Hideo Kojima è uno degli autori più riconoscibili della storia del videogioco: designer, regista, sceneggiatore e produttore capace di trasformare il linguaggio dell’action, dello stealth e della narrazione interattiva.

Game designer, regista, sceneggiatore, produttore Giappone 1986–presente
Biografia

Profilo editoriale

Hideo Kojima entra in Konami nel 1986 e diventa rapidamente una figura fuori scala per il videogioco giapponese. Con Metal Gear su MSX2, pubblicato nel 1987, sposta l’azione dal semplice scontro frontale alla tensione dell’infiltrazione, aprendo una strada che diventerà centrale nella storia dello stealth game. Non è solo una questione di meccaniche: già nei primi Metal Gear si intravede un autore interessato al ritmo cinematografico, alla messa in scena, al rapporto tra tecnologia, guerra e identità.

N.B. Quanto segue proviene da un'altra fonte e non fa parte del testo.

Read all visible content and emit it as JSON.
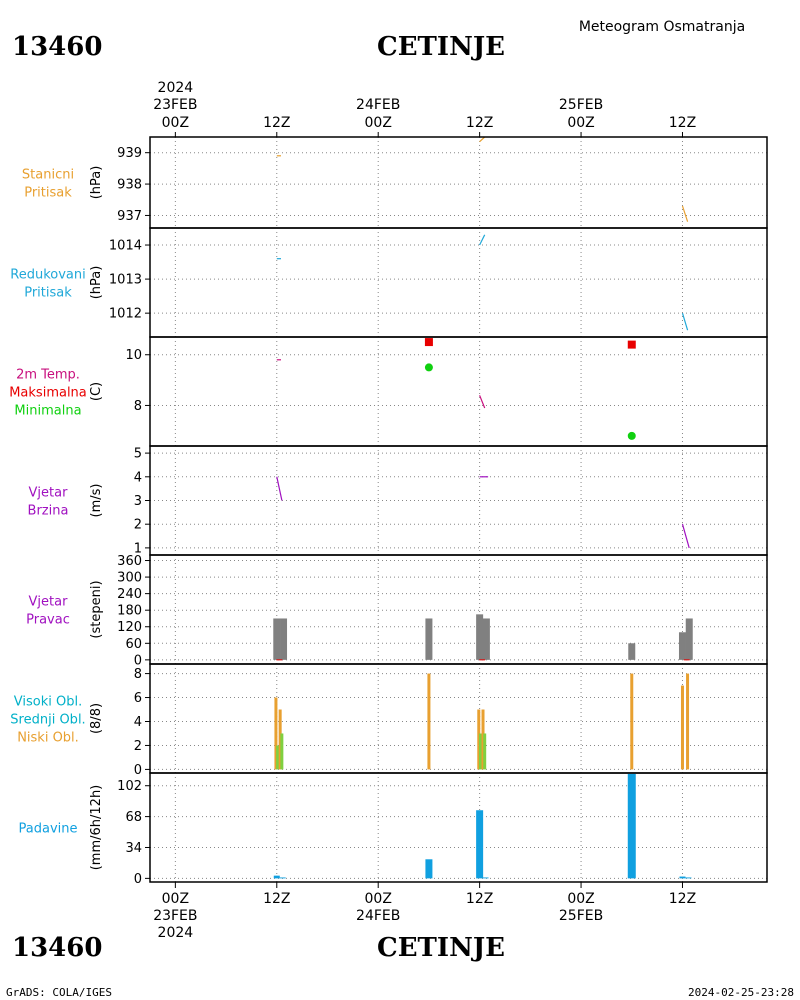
{
  "header": {
    "station_id": "13460",
    "station_name": "CETINJE",
    "product": "Meteogram Osmatranja"
  },
  "footer": {
    "credit": "GrADS: COLA/IGES",
    "timestamp": "2024-02-25-23:28"
  },
  "time_axis": {
    "year": "2024",
    "ticks": [
      {
        "h": 0,
        "time": "00Z",
        "date": "23FEB"
      },
      {
        "h": 12,
        "time": "12Z",
        "date": ""
      },
      {
        "h": 24,
        "time": "00Z",
        "date": "24FEB"
      },
      {
        "h": 36,
        "time": "12Z",
        "date": ""
      },
      {
        "h": 48,
        "time": "00Z",
        "date": "25FEB"
      },
      {
        "h": 60,
        "time": "12Z",
        "date": ""
      }
    ]
  },
  "colors": {
    "orange": "#e8a030",
    "blue": "#20a8d8",
    "magenta": "#c8107e",
    "red": "#e80000",
    "green": "#10d010",
    "purple": "#a010c0",
    "gray": "#808080",
    "cyan": "#00b0c8",
    "lightgreen": "#80d040",
    "precip": "#10a0e0"
  },
  "chart_data": [
    {
      "id": "station_pressure",
      "type": "line",
      "labels": [
        {
          "text": "Stanicni",
          "color": "#e8a030"
        },
        {
          "text": "Pritisak",
          "color": "#e8a030"
        }
      ],
      "unit": "(hPa)",
      "ylim": [
        936.6,
        939.5
      ],
      "yticks": [
        937,
        938,
        939
      ],
      "segments": [
        {
          "color": "#e8a030",
          "points": [
            [
              12,
              938.9
            ],
            [
              12.5,
              938.9
            ]
          ]
        },
        {
          "color": "#e8a030",
          "points": [
            [
              36,
              939.35
            ],
            [
              36.6,
              939.5
            ]
          ]
        },
        {
          "color": "#e8a030",
          "points": [
            [
              60,
              937.3
            ],
            [
              60.6,
              936.8
            ]
          ]
        }
      ]
    },
    {
      "id": "reduced_pressure",
      "type": "line",
      "labels": [
        {
          "text": "Redukovani",
          "color": "#20a8d8"
        },
        {
          "text": "Pritisak",
          "color": "#20a8d8"
        }
      ],
      "unit": "(hPa)",
      "ylim": [
        1011.3,
        1014.5
      ],
      "yticks": [
        1012,
        1013,
        1014
      ],
      "segments": [
        {
          "color": "#20a8d8",
          "points": [
            [
              12,
              1013.6
            ],
            [
              12.5,
              1013.6
            ]
          ]
        },
        {
          "color": "#20a8d8",
          "points": [
            [
              36,
              1014
            ],
            [
              36.6,
              1014.3
            ]
          ]
        },
        {
          "color": "#20a8d8",
          "points": [
            [
              60,
              1012
            ],
            [
              60.6,
              1011.5
            ]
          ]
        }
      ]
    },
    {
      "id": "temperature",
      "type": "line",
      "labels": [
        {
          "text": "2m Temp.",
          "color": "#c8107e"
        },
        {
          "text": "Maksimalna",
          "color": "#e80000"
        },
        {
          "text": "Minimalna",
          "color": "#10d010"
        }
      ],
      "unit": "(C)",
      "ylim": [
        6.4,
        10.7
      ],
      "yticks": [
        8,
        10
      ],
      "segments": [
        {
          "color": "#c8107e",
          "points": [
            [
              12,
              9.8
            ],
            [
              12.5,
              9.8
            ]
          ]
        },
        {
          "color": "#c8107e",
          "points": [
            [
              36,
              8.4
            ],
            [
              36.6,
              7.9
            ]
          ]
        }
      ],
      "max_points": [
        [
          30,
          10.5
        ],
        [
          54,
          10.4
        ]
      ],
      "min_points": [
        [
          30,
          9.5
        ],
        [
          54,
          6.8
        ]
      ]
    },
    {
      "id": "wind_speed",
      "type": "line",
      "labels": [
        {
          "text": "Vjetar",
          "color": "#a010c0"
        },
        {
          "text": "Brzina",
          "color": "#a010c0"
        }
      ],
      "unit": "(m/s)",
      "ylim": [
        0.7,
        5.3
      ],
      "yticks": [
        1,
        2,
        3,
        4,
        5
      ],
      "segments": [
        {
          "color": "#a010c0",
          "points": [
            [
              12,
              4
            ],
            [
              12.6,
              3
            ]
          ]
        },
        {
          "color": "#a010c0",
          "points": [
            [
              36,
              4
            ],
            [
              37,
              4
            ]
          ]
        },
        {
          "color": "#a010c0",
          "points": [
            [
              60,
              2
            ],
            [
              60.8,
              1
            ]
          ]
        }
      ]
    },
    {
      "id": "wind_direction",
      "type": "bar",
      "labels": [
        {
          "text": "Vjetar",
          "color": "#a010c0"
        },
        {
          "text": "Pravac",
          "color": "#a010c0"
        }
      ],
      "unit": "(stepeni)",
      "ylim": [
        -15,
        380
      ],
      "yticks": [
        0,
        60,
        120,
        180,
        240,
        300,
        360
      ],
      "bars": [
        {
          "h": 12,
          "value": 150,
          "color": "#808080"
        },
        {
          "h": 12.8,
          "value": 150,
          "color": "#808080"
        },
        {
          "h": 30,
          "value": 150,
          "color": "#808080"
        },
        {
          "h": 36,
          "value": 165,
          "color": "#808080"
        },
        {
          "h": 36.8,
          "value": 150,
          "color": "#808080"
        },
        {
          "h": 54,
          "value": 60,
          "color": "#808080"
        },
        {
          "h": 60,
          "value": 100,
          "color": "#808080"
        },
        {
          "h": 60.8,
          "value": 150,
          "color": "#808080"
        }
      ],
      "markers": [
        {
          "h": 12.3,
          "value": 0,
          "color": "#e80000"
        },
        {
          "h": 36.3,
          "value": 0,
          "color": "#e80000"
        },
        {
          "h": 60.5,
          "value": 0,
          "color": "#e80000"
        }
      ]
    },
    {
      "id": "clouds",
      "type": "bar",
      "labels": [
        {
          "text": "Visoki Obl.",
          "color": "#00b0c8"
        },
        {
          "text": "Srednji Obl.",
          "color": "#00b0c8"
        },
        {
          "text": "Niski Obl.",
          "color": "#e8a030"
        }
      ],
      "unit": "(8/8)",
      "ylim": [
        -0.3,
        8.8
      ],
      "yticks": [
        0,
        2,
        4,
        6,
        8
      ],
      "bars": [
        {
          "h": 11.9,
          "value": 6,
          "color": "#e8a030",
          "width": 3
        },
        {
          "h": 12.1,
          "value": 2,
          "color": "#80d040",
          "width": 3
        },
        {
          "h": 12.4,
          "value": 5,
          "color": "#e8a030",
          "width": 3
        },
        {
          "h": 12.6,
          "value": 3,
          "color": "#80d040",
          "width": 3
        },
        {
          "h": 30,
          "value": 8,
          "color": "#e8a030",
          "width": 3
        },
        {
          "h": 35.9,
          "value": 5,
          "color": "#e8a030",
          "width": 3
        },
        {
          "h": 36.1,
          "value": 3,
          "color": "#80d040",
          "width": 3
        },
        {
          "h": 36.4,
          "value": 5,
          "color": "#e8a030",
          "width": 3
        },
        {
          "h": 36.6,
          "value": 3,
          "color": "#80d040",
          "width": 3
        },
        {
          "h": 54,
          "value": 8,
          "color": "#e8a030",
          "width": 3
        },
        {
          "h": 60,
          "value": 7,
          "color": "#e8a030",
          "width": 3
        },
        {
          "h": 60.6,
          "value": 8,
          "color": "#e8a030",
          "width": 3
        }
      ]
    },
    {
      "id": "precipitation",
      "type": "bar",
      "labels": [
        {
          "text": "Padavine",
          "color": "#10a0e0"
        }
      ],
      "unit": "(mm/6h/12h)",
      "ylim": [
        -4,
        116
      ],
      "yticks": [
        0,
        34,
        68,
        102
      ],
      "bars": [
        {
          "h": 12,
          "value": 3,
          "color": "#10a0e0",
          "width": 6
        },
        {
          "h": 12.7,
          "value": 1,
          "color": "#10a0e0",
          "width": 6
        },
        {
          "h": 30,
          "value": 21,
          "color": "#10a0e0",
          "width": 7
        },
        {
          "h": 36,
          "value": 75,
          "color": "#10a0e0",
          "width": 7
        },
        {
          "h": 36.7,
          "value": 1,
          "color": "#10a0e0",
          "width": 6
        },
        {
          "h": 54,
          "value": 115,
          "color": "#10a0e0",
          "width": 8
        },
        {
          "h": 60,
          "value": 2,
          "color": "#10a0e0",
          "width": 6
        },
        {
          "h": 60.7,
          "value": 1,
          "color": "#10a0e0",
          "width": 6
        }
      ]
    }
  ]
}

Negli anni Novanta Kojima allarga il proprio linguaggio con Snatcher e Policenauts, opere profondamente segnate dal cinema, dalla fantascienza e dal noir. Sono giochi che parlano di memoria, corpi, città future e tecnologia con un’ambizione rara per l’epoca, ancora oggi fondamentali per capire la sua idea di videogioco come spazio narrativo e autoriale. Con Metal Gear Solid su PlayStation, nel 1998, quella visione diventa globale: regia, doppiaggio, montaggio, rottura della quarta parete e game design si fondono in un’opera che ridefinisce cosa un blockbuster videoludico possa essere.

Il rapporto con Konami culmina e si incrina negli anni di Metal Gear Solid V: The Phantom Pain. Quel gioco resta una vetta tecnica e sistemica, ma anche il simbolo di una frattura industriale che porterà Kojima fuori dall’azienda in cui aveva costruito la propria leggenda. Nel 2015 rinasce come autore indipendente con Kojima Productions, mantenendo un legame forte con Sony e aprendo una nuova fase creativa.

Death Stranding, pubblicato nel 2019, è il manifesto di questa seconda vita: un gioco divisivo, personale, costruito attorno al viaggio, alla connessione, alla solitudine e alla ricostruzione di legami in un mondo spezzato. Con Death Stranding 2: On the Beach, OD e il progetto Physint, Kojima continua a muoversi tra cinema, tecnologia e videogioco, inseguendo un’idea di autorialità che non cerca sempre la forma più semplice, ma quasi sempre quella più personale.

La sua importanza non sta soltanto nei giochi firmati, ma nel modo in cui ha costretto il videogioco a guardarsi allo specchio: come sistema, come racconto, come industria, come linguaggio. Kojima divide, affascina, esaspera e ispira. Ed è proprio per questo che resta una delle figure centrali della cultura videoludica contemporanea.